Subfertility imaging in women

By Dr Emmeline Lee, Gynaecological Radiologist, Murdoch

Reduced fertility affects at least 50 million couples worldwide each year with ‘infertility’ meaning no children conceived despite regular unprotected intercourse for at least a year and subfertility meaning any form of unwanted reduced fertility over a prolonged time.

Dr Emmeline Lee

Imaging is pivotal in couples with subfertility, both in diagnosing structural abnormalities and guiding therapeutic options.

Investigations for subfertility involve assessment of ovulation (serum progesterone, luteinizing hormone, and follicle-stimulating hormone), androgen profiling, evaluation of ovarian reserve (anti-Mullerian hormone), thyroid function, and semen analysis. Imaging can assess structural pelvic abnormalities which may contribute to fertility issues and as well as exclude tubal occlusion.

Imaging methods

3D Transvaginal Ultrasound (US) is the first-line imaging modality for investigating subfertility. Structural Mullerian duct abnormalities, intracavitory lesions (such as endometrial polyps and fibroids), endometriomas, polycystic ovaries and hydrosalpinx are common causes of reduced fertility easily diagnosed on a good quality transvaginal scan.

Hysterosalpingography (HSG), performed since 1914 to investigate tubal patency, involves giving contrast into the uterine cavity, with visualisation under fluoroscopic guidance that usually gives excellent pictures of the fallopian tubes/spillage into the peritoneum. Despite exposure to a small dose of ionising radiation, this is the investigation of choice if tubal disease is suspected.

Hysterosalpingo-Contrast-Sonography (HyCoSy) or Hysterosalpingo-Foam Sonography (HyFoSy) is increasingly popular for assessing tubal patency. Contrast/foam/saline is instilled into the uterine cavity during an internal ultrasound. The fallopian tubes are usually very well visualised, and spill can be seen in real time. This is a minimally invasive, ionizing radiation-free way of assessing the uterine cavity and tubal patency. It is best used for women where tubal disease is not suspected. HyCoSy’s strength is that it is easily combined with saline infusion sonography (usually at no extra patient cost) if there is suspicion of intracavitory abnormalities such as polyps, fibroids or adhesions, and/or if a Mullerian duct abnormality is suspected.

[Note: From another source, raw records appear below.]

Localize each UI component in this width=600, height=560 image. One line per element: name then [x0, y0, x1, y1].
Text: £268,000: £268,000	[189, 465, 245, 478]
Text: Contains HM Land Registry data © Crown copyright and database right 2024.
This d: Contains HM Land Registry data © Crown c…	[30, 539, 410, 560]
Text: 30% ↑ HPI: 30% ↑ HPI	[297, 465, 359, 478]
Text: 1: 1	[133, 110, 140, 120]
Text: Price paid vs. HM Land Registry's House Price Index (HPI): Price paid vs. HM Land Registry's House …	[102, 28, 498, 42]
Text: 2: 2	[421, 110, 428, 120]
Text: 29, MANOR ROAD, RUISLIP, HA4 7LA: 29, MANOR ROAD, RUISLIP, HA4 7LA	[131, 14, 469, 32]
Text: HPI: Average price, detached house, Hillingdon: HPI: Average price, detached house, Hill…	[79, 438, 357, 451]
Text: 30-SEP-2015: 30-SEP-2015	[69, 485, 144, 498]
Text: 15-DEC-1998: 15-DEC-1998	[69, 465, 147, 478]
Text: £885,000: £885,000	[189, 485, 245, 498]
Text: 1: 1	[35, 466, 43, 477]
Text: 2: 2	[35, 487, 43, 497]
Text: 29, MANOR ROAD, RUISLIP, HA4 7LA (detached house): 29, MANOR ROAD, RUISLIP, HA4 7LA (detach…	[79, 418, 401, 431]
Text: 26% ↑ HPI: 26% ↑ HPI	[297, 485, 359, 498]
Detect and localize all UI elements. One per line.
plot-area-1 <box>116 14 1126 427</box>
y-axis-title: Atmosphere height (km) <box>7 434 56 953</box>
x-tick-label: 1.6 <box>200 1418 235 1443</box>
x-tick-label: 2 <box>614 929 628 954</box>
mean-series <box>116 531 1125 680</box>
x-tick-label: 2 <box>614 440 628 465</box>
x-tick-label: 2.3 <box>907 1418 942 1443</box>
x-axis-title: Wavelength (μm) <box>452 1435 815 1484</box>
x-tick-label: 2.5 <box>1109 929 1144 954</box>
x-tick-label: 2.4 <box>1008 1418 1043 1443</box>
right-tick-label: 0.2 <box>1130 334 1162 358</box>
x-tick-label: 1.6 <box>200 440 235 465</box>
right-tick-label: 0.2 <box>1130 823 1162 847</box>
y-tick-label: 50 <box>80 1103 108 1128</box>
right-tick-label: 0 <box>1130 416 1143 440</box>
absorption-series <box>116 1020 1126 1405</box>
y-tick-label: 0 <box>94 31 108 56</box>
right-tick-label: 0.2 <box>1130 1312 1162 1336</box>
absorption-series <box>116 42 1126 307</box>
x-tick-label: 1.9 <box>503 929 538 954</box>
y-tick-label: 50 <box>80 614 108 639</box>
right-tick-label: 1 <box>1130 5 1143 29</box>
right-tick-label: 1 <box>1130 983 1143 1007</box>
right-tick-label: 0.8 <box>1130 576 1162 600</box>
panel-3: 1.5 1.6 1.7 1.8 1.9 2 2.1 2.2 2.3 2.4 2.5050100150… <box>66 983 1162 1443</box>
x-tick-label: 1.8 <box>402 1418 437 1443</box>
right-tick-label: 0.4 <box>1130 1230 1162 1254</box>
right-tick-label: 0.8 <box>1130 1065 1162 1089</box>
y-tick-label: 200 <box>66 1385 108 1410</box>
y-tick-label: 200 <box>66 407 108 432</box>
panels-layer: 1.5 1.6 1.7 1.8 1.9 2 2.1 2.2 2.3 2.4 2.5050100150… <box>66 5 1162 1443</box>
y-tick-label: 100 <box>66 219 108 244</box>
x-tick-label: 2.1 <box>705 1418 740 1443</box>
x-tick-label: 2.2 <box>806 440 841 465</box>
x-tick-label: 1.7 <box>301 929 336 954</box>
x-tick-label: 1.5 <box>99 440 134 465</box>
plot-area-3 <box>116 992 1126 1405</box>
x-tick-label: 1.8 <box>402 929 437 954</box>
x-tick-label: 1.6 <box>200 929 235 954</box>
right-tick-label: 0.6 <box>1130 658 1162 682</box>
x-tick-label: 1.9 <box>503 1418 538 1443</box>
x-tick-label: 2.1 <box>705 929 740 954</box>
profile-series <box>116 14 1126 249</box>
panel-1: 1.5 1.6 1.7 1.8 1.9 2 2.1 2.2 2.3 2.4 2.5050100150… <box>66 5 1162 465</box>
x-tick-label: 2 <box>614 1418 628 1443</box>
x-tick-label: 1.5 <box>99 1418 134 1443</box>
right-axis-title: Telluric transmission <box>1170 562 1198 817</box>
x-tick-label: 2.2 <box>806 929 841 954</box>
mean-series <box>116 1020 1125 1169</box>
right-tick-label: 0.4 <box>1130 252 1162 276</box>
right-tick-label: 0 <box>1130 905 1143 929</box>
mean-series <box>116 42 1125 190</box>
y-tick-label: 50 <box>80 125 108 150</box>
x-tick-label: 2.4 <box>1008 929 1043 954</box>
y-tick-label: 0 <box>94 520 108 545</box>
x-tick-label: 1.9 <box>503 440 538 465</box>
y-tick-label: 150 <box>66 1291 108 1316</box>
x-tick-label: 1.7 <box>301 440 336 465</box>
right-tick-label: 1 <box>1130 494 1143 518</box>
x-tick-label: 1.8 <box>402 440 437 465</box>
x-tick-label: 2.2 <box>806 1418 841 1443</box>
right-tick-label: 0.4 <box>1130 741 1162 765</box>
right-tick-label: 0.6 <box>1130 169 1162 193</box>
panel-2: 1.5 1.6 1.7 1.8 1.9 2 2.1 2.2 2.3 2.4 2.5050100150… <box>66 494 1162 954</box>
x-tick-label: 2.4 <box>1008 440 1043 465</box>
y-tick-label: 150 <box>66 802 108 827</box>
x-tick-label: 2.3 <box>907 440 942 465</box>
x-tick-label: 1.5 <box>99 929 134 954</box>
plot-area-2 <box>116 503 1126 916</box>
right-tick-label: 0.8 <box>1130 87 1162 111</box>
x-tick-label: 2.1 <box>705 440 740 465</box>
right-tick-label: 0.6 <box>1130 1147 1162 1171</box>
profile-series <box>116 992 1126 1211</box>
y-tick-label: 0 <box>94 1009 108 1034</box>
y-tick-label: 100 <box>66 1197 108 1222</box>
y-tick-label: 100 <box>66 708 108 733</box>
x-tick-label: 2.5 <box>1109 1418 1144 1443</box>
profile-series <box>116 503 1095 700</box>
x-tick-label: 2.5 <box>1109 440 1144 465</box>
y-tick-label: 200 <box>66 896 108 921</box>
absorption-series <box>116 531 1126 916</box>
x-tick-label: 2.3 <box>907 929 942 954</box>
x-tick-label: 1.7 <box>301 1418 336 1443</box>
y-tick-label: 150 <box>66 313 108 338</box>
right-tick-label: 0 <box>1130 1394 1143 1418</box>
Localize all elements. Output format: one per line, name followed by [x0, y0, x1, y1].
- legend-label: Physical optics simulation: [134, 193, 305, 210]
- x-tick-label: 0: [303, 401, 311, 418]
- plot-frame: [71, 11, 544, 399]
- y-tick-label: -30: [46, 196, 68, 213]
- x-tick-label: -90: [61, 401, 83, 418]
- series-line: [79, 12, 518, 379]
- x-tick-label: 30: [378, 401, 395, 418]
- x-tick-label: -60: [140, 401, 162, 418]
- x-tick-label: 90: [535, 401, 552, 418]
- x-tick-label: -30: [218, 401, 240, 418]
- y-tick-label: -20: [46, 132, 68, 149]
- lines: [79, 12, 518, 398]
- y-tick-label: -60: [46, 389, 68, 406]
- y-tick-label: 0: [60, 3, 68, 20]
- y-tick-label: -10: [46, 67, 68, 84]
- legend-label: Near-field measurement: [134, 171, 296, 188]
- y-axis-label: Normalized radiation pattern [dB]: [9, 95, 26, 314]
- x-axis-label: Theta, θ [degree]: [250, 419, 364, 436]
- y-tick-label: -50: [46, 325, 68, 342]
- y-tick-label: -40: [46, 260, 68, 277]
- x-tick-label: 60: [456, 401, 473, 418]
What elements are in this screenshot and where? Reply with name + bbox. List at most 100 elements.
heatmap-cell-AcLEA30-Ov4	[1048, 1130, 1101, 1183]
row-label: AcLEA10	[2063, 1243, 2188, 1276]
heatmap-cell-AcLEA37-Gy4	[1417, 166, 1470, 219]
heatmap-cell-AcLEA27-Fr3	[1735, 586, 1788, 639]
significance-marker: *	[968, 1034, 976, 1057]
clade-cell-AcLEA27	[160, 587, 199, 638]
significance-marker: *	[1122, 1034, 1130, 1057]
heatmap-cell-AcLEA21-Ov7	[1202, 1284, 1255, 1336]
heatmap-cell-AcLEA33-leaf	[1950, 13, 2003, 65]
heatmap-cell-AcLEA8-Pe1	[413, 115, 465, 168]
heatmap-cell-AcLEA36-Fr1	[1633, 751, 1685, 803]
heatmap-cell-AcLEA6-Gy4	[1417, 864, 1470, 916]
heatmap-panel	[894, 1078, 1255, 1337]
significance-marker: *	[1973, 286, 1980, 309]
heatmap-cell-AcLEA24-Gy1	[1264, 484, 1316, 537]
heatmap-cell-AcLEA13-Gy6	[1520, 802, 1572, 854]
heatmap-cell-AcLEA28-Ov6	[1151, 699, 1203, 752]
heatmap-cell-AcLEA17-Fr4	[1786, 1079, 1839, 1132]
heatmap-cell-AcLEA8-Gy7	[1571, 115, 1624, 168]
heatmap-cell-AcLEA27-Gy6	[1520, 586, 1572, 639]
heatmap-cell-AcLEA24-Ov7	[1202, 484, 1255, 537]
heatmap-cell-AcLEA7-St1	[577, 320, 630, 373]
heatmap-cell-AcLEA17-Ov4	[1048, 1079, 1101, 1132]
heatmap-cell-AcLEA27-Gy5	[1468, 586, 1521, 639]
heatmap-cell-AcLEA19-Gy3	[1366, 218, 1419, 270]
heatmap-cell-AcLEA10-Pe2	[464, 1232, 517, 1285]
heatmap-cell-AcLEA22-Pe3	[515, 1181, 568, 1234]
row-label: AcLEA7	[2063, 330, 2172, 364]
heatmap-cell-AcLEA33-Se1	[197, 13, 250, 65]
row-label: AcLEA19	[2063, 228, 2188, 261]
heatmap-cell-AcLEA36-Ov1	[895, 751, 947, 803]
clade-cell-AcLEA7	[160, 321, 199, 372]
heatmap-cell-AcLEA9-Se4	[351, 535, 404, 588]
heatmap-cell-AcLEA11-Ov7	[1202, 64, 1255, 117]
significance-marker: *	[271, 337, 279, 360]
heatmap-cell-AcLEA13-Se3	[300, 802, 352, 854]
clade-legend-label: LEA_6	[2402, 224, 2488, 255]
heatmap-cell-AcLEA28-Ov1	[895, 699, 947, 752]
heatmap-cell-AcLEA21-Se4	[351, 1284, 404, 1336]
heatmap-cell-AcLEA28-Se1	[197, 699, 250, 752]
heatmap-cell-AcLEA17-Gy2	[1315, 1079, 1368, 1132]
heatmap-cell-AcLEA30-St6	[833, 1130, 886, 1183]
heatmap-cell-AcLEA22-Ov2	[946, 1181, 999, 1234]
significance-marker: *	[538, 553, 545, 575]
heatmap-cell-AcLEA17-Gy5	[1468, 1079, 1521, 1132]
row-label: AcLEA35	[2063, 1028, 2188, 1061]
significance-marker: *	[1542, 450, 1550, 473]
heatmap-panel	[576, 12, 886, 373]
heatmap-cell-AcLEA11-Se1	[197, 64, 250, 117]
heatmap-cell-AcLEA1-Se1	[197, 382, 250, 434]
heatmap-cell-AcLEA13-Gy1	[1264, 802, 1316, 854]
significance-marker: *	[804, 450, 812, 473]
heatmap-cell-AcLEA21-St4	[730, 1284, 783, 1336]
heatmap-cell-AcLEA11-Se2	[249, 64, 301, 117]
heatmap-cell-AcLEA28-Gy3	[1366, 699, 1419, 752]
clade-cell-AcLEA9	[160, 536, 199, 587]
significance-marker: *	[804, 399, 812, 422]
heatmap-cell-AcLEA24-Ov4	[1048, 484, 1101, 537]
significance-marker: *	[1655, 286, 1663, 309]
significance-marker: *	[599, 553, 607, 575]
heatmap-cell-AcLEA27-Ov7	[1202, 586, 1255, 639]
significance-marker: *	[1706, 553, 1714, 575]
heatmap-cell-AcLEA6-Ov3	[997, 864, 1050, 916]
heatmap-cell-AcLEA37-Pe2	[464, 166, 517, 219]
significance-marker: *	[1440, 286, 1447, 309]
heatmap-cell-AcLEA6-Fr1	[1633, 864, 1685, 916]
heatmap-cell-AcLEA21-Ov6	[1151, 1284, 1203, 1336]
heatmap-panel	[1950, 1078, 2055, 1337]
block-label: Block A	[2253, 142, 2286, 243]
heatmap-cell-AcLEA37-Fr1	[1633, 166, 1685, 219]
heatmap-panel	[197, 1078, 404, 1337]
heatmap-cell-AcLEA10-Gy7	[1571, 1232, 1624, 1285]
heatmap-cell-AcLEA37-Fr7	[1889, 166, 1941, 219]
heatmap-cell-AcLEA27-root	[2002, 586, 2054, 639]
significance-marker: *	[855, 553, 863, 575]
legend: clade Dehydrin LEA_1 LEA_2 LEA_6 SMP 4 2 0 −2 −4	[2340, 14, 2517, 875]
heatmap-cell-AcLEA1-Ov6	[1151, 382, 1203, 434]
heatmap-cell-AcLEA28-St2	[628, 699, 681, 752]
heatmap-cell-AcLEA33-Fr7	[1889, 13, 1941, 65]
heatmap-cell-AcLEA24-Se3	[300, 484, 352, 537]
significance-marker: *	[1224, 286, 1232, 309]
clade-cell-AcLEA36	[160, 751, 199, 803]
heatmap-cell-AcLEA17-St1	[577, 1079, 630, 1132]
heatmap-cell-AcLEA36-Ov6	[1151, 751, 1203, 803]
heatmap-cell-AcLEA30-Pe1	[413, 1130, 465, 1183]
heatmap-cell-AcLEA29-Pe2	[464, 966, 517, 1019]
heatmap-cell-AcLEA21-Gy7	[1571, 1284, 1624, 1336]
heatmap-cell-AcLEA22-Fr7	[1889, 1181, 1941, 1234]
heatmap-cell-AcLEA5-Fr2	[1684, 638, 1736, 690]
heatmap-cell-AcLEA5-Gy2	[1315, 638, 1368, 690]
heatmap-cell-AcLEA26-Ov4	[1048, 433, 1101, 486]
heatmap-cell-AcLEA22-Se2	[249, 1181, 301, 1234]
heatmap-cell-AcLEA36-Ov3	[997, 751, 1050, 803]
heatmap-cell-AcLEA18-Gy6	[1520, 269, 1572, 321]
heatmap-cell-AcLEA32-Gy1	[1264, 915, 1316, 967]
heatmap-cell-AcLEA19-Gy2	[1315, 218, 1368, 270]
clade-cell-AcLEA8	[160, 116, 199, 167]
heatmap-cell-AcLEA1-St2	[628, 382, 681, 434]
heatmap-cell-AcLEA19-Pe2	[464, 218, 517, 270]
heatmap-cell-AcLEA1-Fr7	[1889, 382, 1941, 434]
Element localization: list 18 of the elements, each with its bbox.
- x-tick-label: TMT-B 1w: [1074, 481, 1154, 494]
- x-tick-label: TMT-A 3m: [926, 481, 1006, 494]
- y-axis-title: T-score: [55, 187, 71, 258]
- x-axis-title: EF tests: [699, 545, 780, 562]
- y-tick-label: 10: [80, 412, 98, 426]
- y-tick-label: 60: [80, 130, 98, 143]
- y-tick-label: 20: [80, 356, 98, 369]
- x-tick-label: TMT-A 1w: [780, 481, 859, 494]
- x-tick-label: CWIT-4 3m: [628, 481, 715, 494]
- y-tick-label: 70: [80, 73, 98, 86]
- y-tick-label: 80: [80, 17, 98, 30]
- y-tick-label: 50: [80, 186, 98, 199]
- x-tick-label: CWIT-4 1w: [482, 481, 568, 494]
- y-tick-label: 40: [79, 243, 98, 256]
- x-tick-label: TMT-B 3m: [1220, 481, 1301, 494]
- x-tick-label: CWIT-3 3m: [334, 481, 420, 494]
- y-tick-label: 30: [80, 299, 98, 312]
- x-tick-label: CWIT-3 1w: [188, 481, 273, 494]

Saline Infusion Sonography is performed to interrogate the cavity. Saline is infused after cervical cannulation under transvaginal ultrasound visualization. With distension of the cavity, intracavitory lesions can be characterised well, and guide later surgery. Asherman syndrome is diagnosed best using this method. Mullerian duct defects can also be further characterised this way, with accurate measurements of the cavity easily obtained with concurrent 3D ultrasound.

Magnetic Resonance Imaging (MRI) is second-line, used as an adjunct to transvaginal ultrasound, usually to clarify and/or confirm Mullerian duct abnormalities, further characterise fibroids, and to aid assessment of deep infiltrating endometriosis (particularly if bowel involvement is suspected).

Imaging as treatment

The therapeutic benefits of HyCoSy/HyFoSy and HSG are well known, with increased pregnancy rates in the six months following these procedures.

Lipiodol flushing is being increasingly used as a therapeutic option, particularly in women with endometriosis without tubal involvement. Lipiodol is an oil-soluble contrast medium derived from poppy seeds, first used in 1924 as a contrast agent for HSG. A recent meta-analysis suggests that flushing of the fallopian tubes with Lipiodol has 3.6 times greater odds (OR 3.6) of pregnancy compared with no HSG or HyCoSy, and that pregnancy/live birth rates increase by 10% when Lipiodol is used over water-based contrast media, such as in HSG or HyCoSy.

If a structural cause of subfertility is found, treatment via imaging guidance may be of value. For example, select patients may benefit from Uterine Artery Embolisation or image-guided ablation via MRI-guided focused ultrasound.

In the oncologic setting, where women are diagnosed with cervical, endometrial or ovarian cancer before they have completed their families, imaging is important in stratifying those patients suitable for fertility-preserving surgery.

Author competing interests- nil relevant disclosures.

Key Messages

  • A transvaginal ultrasound with 3D reconstruction should be the first test when investigating a woman with subfertility
  • Tubal patency can be established by either HSG or HyCoSy/HyFoSy
  • Lipiodol flushing is a minimally-invasive technique that increases pregnancy/live birth rates
3D VCI plane coronal image obtained via transvaginal ultrasound demonstrates a Septate uterus, with two uterine cavities, and one cervix.
Transvaginal ultrasound with Doppler imaging obtained during Saline Infusion Sonography clearly outlines a small polyp containing distinctive vascularity.
Image obtained during a HyCoSy examination, demonstrating a normal sized fallopian tube, with contrast seen to spill from its fimbrial end, in keeping with tubal patency.